Poor, poor me. I’ve already watched Girls on HBO and The Paradise on BBC1 is a bit too French and Saunders “House of Idiot”. Daftness aside, it’s ironic I felt these were life-difficulties in the week when a documentary such as Britain’s Hidden Hungry – focusing on six months at the emergency food banks of Coventry and especially The Trussell Trust – came along and slapped me across my chubby chops.

Here, Bafta award-winning film-maker David Modell followed half a dozen  storylines on starvation. Those collection points that have began to appear outside Asdas, begging for spare cans of beans or teabags; here’s where your donated tins end up. The slightly wilted food you chuck out of your fridges; here are the people it could have kept alive for a week.

One of Modell’s most affecting storylines involved 20-year-old Charlotte; a skinny, pretty, forever effervescent gem of a kid, working at the food-bank, yet hoping to be a social worker, yet starving before our eyes. I call Charlotte “a kid” as she was brought up in care, so although eye-wateringly prudent with money (she can make £15 stretch a week, covering heat, electricity and some food), she lacked a thousand idiosyncratic skills and knowledge nuggets a mother would have taught her.

If this is boring you can simply look away. Starving people are quite boring, aren’t they? They don’t sing or dance or wear much make-up, which is why this show was shoved on at close to midnight. As the BBC, post-Savile, enters another gladiatorial fight about its right to exist, fantastic, emotionally scarring hours of TV like this are farted out with little praise or attention.

I noticed some people on Twitter becoming het up that some of Modell’s food-bank clients owned a dog (no help for them until they’d had it shot, I suppose) or had the audacity to turn up to collect out-of-date sandwiches for their kids in a clapped-out car. One of Modell’s subjects turned out to be a conman scamming the system. Some of the food-bank volunteers wanted the clients to express their love for Jesus as a pay-off for being fed. There were no neat story-arcs here, no solutions offered; simply more head-banging questions and social incongruities.

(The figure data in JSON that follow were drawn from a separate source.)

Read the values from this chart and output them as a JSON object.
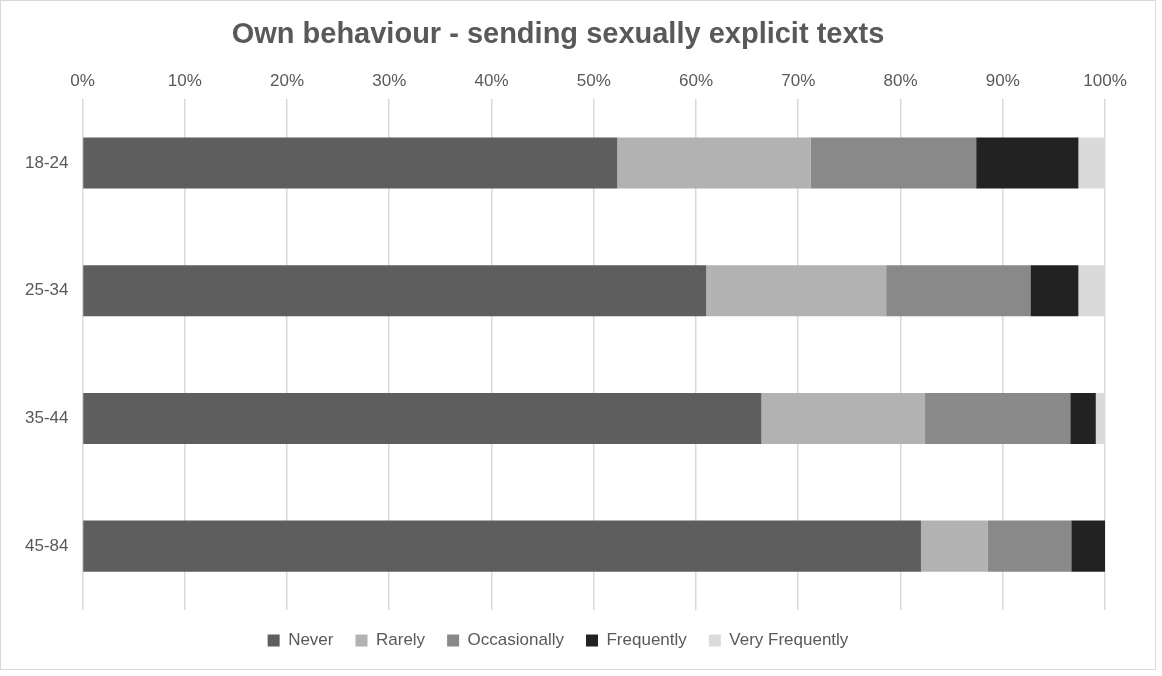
{
  "chart_data": {
    "type": "bar",
    "orientation": "horizontal",
    "stacked": true,
    "title": "Own behaviour - sending sexually explicit texts",
    "categories": [
      "18-24",
      "25-34",
      "35-44",
      "45-84"
    ],
    "series": [
      {
        "name": "Never",
        "color": "#5e5e5e",
        "values": [
          52.3,
          61.0,
          66.4,
          82.0
        ]
      },
      {
        "name": "Rarely",
        "color": "#b2b2b2",
        "values": [
          18.9,
          17.6,
          16.0,
          6.5
        ]
      },
      {
        "name": "Occasionally",
        "color": "#898989",
        "values": [
          16.2,
          14.1,
          14.2,
          8.2
        ]
      },
      {
        "name": "Frequently",
        "color": "#222222",
        "values": [
          10.0,
          4.7,
          2.5,
          3.3
        ]
      },
      {
        "name": "Very Frequently",
        "color": "#dadada",
        "values": [
          2.6,
          2.6,
          0.9,
          0
        ]
      }
    ],
    "xlim": [
      0,
      100
    ],
    "xticks": [
      {
        "value": 0,
        "label": "0%"
      },
      {
        "value": 10,
        "label": "10%"
      },
      {
        "value": 20,
        "label": "20%"
      },
      {
        "value": 30,
        "label": "30%"
      },
      {
        "value": 40,
        "label": "40%"
      },
      {
        "value": 50,
        "label": "50%"
      },
      {
        "value": 60,
        "label": "60%"
      },
      {
        "value": 70,
        "label": "70%"
      },
      {
        "value": 80,
        "label": "80%"
      },
      {
        "value": 90,
        "label": "90%"
      },
      {
        "value": 100,
        "label": "100%"
      }
    ],
    "grid": "x",
    "legend": "bottom"
  }
}
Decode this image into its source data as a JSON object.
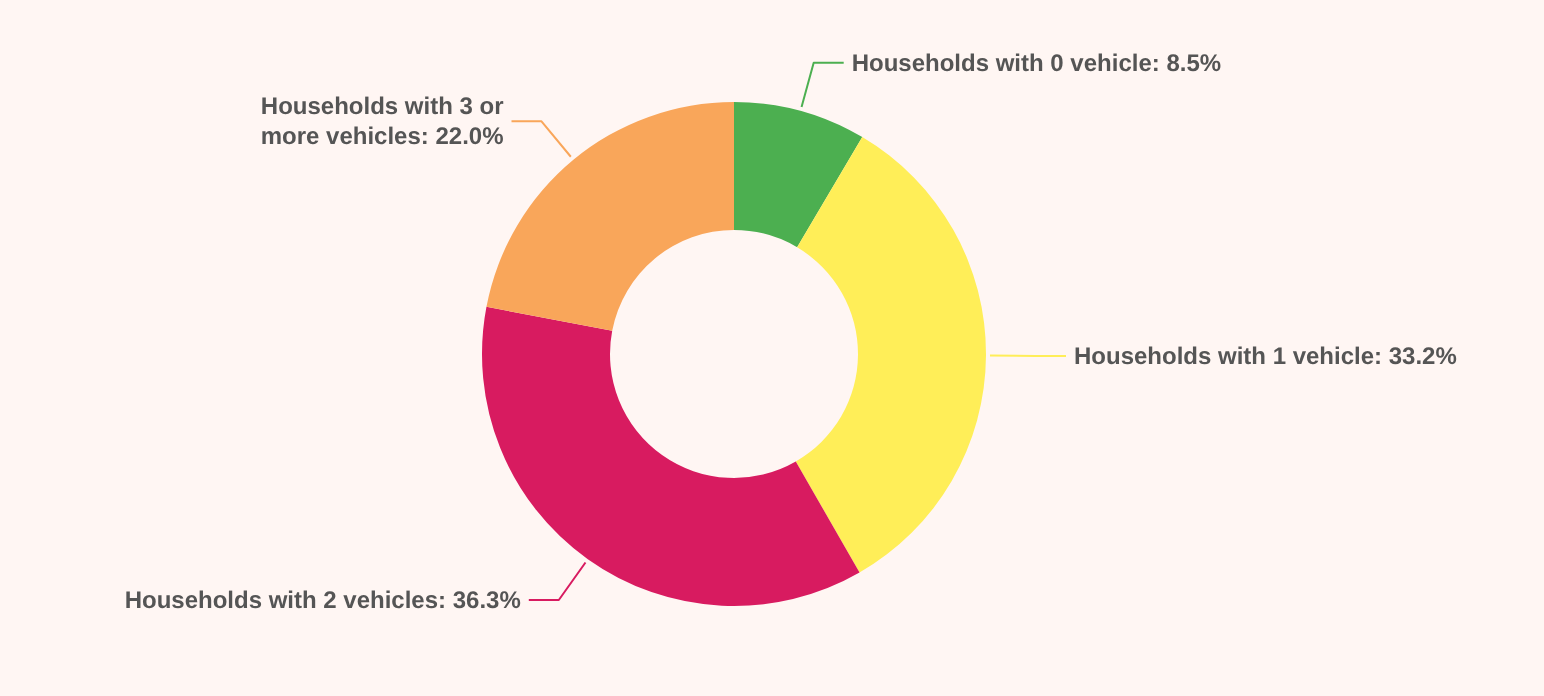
{
  "chart_data": {
    "type": "donut",
    "categories": [
      "Households with 0 vehicle",
      "Households with 1 vehicle",
      "Households with 2 vehicles",
      "Households with 3 or more vehicles"
    ],
    "values": [
      8.5,
      33.2,
      36.3,
      22.0
    ],
    "colors": [
      "#4caf50",
      "#ffee58",
      "#d81b60",
      "#f9a65a"
    ],
    "value_labels": [
      "8.5%",
      "33.2%",
      "36.3%",
      "22.0%"
    ]
  }
}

Living with continuous hunger, we discovered, has its methodology. Benefit-wise, Charlotte fell through the holes in the system and was forced to live on about a fiver a day – about the same as one might idly spend on a bottle of water and a sandwich in Pret, while on one’s way to M&S to stock up on tiny things to tide one over until the weekly supermarket shop. Charlotte, and others filmed, had trained their bodies to expect calories only once a day. At one point, Modell offered to buy Charlotte a sandwich; she refused as it spoiled her hunger regime. I found this daft, but later we saw Charlotte having a little extra money and being able to eat two or three meals a  day, before being plunged back into hunger again  and  suffering a  minor breakdown due to renewed  hunger pangs.

Modell cracks all the time and gives his subjects money. I’m sure this is the “Don’t do number one rule” of documentary making, but I can’t fault him for this. Who could watch a kid from care put her laptop into the pawnshop for food – the laptop she does her college work on (education being her key to freedom from this hell), the laptop she’s using to store her childhood photos on – then not be able to find £30 to claim it back, without giving her the cash?

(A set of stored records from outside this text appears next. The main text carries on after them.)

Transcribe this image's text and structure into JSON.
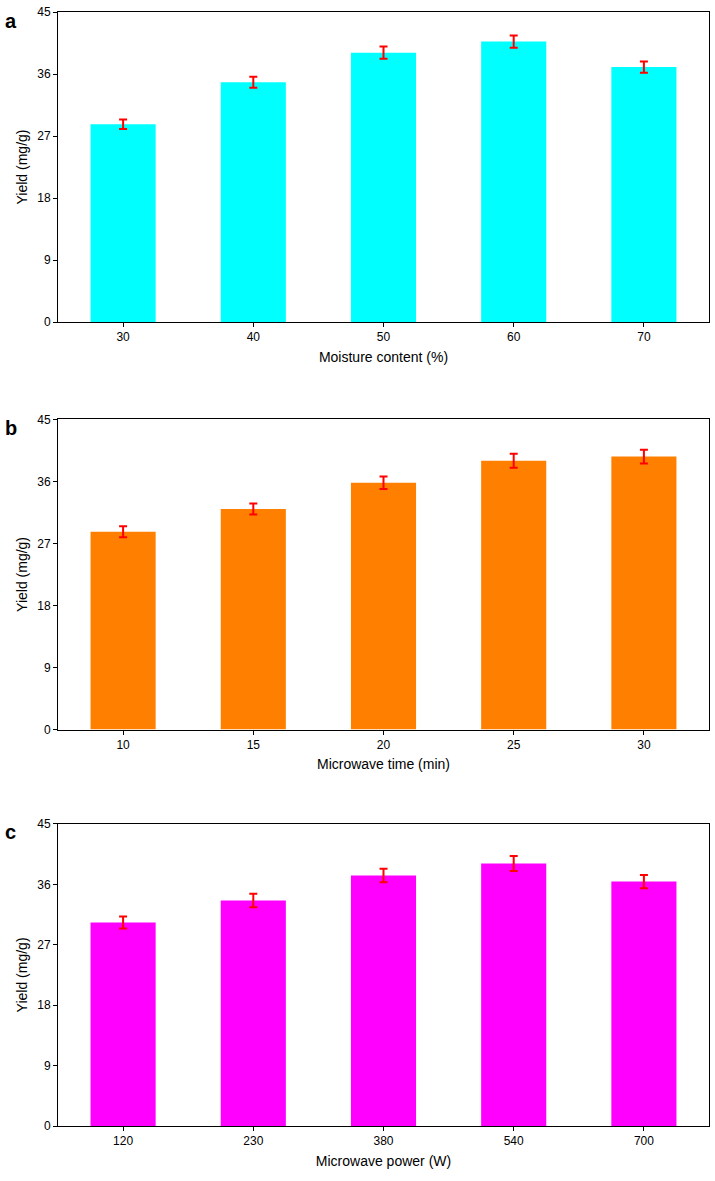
{
  "chart_data": [
    {
      "type": "bar",
      "title": "a",
      "x_label": "Moisture content (%)",
      "y_label": "Yield (mg/g)",
      "categories": [
        "30",
        "40",
        "50",
        "60",
        "70"
      ],
      "values": [
        28.7,
        34.8,
        39.1,
        40.7,
        37.0
      ],
      "errors": [
        0.7,
        0.8,
        0.9,
        0.9,
        0.8
      ],
      "color": "#00FFFF",
      "ylim": [
        0,
        45
      ],
      "yticks": [
        0,
        9,
        18,
        27,
        36,
        45
      ]
    },
    {
      "type": "bar",
      "title": "b",
      "x_label": "Microwave time (min)",
      "y_label": "Yield (mg/g)",
      "categories": [
        "10",
        "15",
        "20",
        "25",
        "30"
      ],
      "values": [
        28.7,
        32.0,
        35.8,
        39.0,
        39.6
      ],
      "errors": [
        0.8,
        0.8,
        0.9,
        1.0,
        1.0
      ],
      "color": "#FF8000",
      "ylim": [
        0,
        45
      ],
      "yticks": [
        0,
        9,
        18,
        27,
        36,
        45
      ]
    },
    {
      "type": "bar",
      "title": "c",
      "x_label": "Microwave power (W)",
      "y_label": "Yield (mg/g)",
      "categories": [
        "120",
        "230",
        "380",
        "540",
        "700"
      ],
      "values": [
        30.3,
        33.6,
        37.3,
        39.1,
        36.4
      ],
      "errors": [
        0.9,
        1.0,
        1.0,
        1.1,
        1.0
      ],
      "color": "#FF00FF",
      "ylim": [
        0,
        45
      ],
      "yticks": [
        0,
        9,
        18,
        27,
        36,
        45
      ]
    }
  ]
}
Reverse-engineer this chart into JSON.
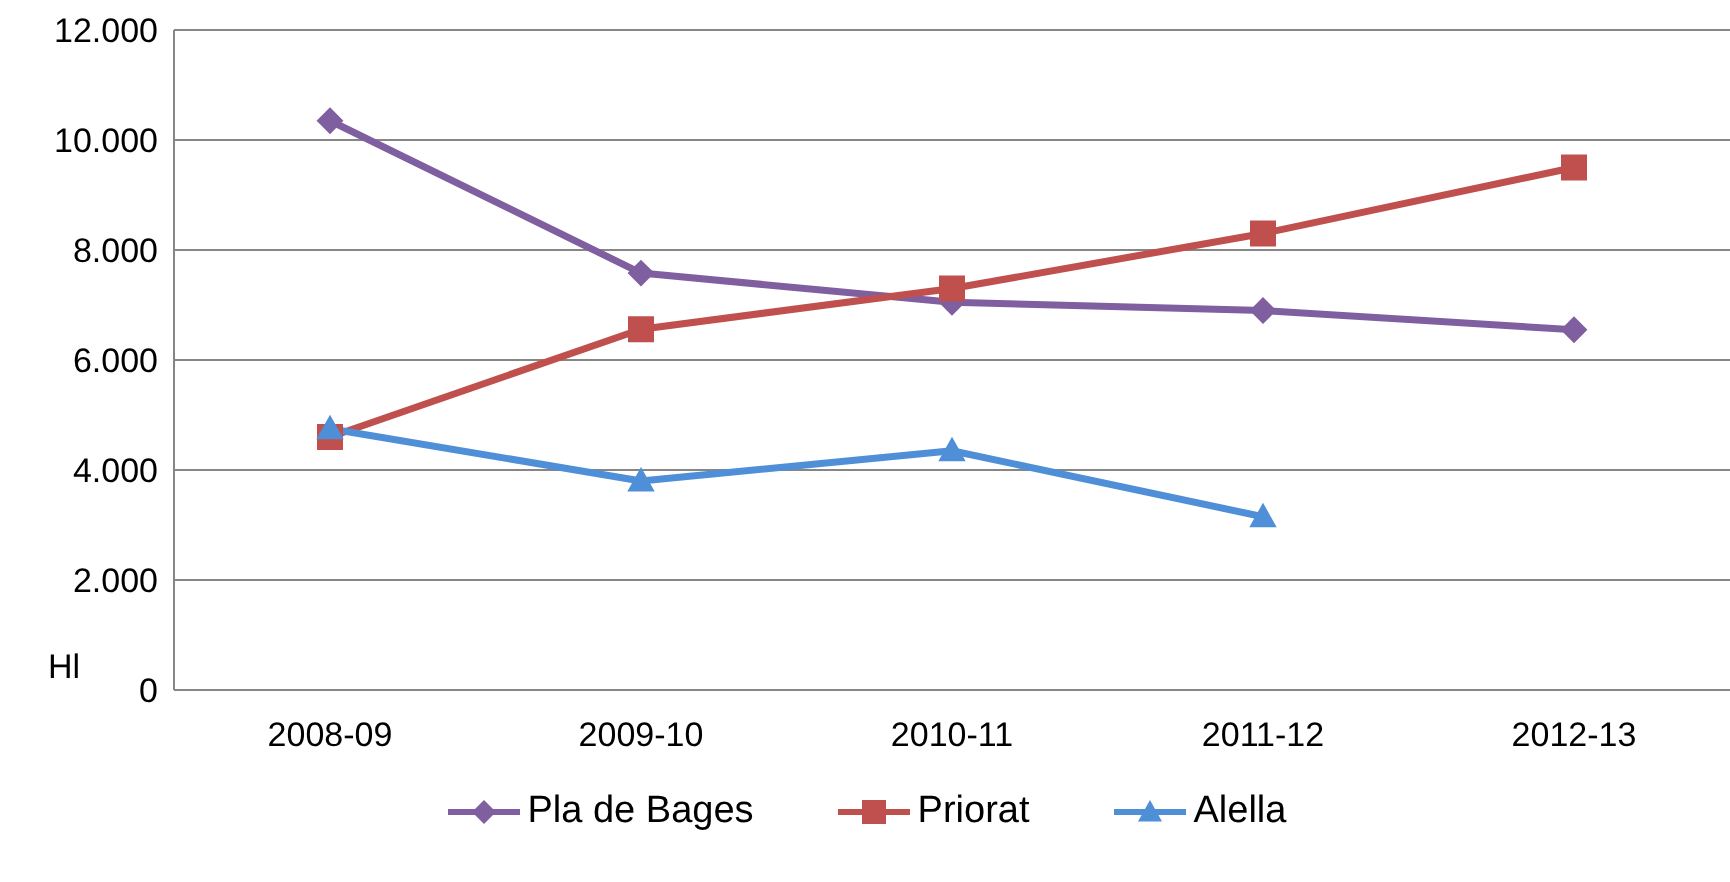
{
  "chart_data": {
    "type": "line",
    "ylabel": "Hl",
    "categories": [
      "2008-09",
      "2009-10",
      "2010-11",
      "2011-12",
      "2012-13"
    ],
    "series": [
      {
        "name": "Pla de Bages",
        "color": "#7f5fa0",
        "marker": "diamond",
        "values": [
          10350,
          7580,
          7050,
          6900,
          6550
        ]
      },
      {
        "name": "Priorat",
        "color": "#c0504d",
        "marker": "square",
        "values": [
          4600,
          6560,
          7300,
          8300,
          9500
        ]
      },
      {
        "name": "Alella",
        "color": "#4f8fd8",
        "marker": "triangle",
        "values": [
          4750,
          3800,
          4350,
          3150,
          null
        ]
      }
    ],
    "ylim": [
      0,
      12000
    ],
    "yticks": [
      {
        "value": 0,
        "label": "0"
      },
      {
        "value": 2000,
        "label": "2.000"
      },
      {
        "value": 4000,
        "label": "4.000"
      },
      {
        "value": 6000,
        "label": "6.000"
      },
      {
        "value": 8000,
        "label": "8.000"
      },
      {
        "value": 10000,
        "label": "10.000"
      },
      {
        "value": 12000,
        "label": "12.000"
      }
    ],
    "grid": "y",
    "legend": "bottom",
    "line_style": "solid"
  }
}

Long after this show is shoved into the archives, I’ll remember the footage of Charlotte pointing out everyday teenage girls in the street in their Primark leggings and Top Shop jackets, flippantly donned headbands and Converse boots, while dreaming of how it might feel to have a change of clothes and to walk along the street giggling and hooting, linking arms with friends, with a mam at home, making you some dinner and nagging you as to when you’ll be back to eat it, knowing dinner would be there again tomorrow.

Who cares about Charlotte? I do. But now more than ever, I really don’t know how to help her.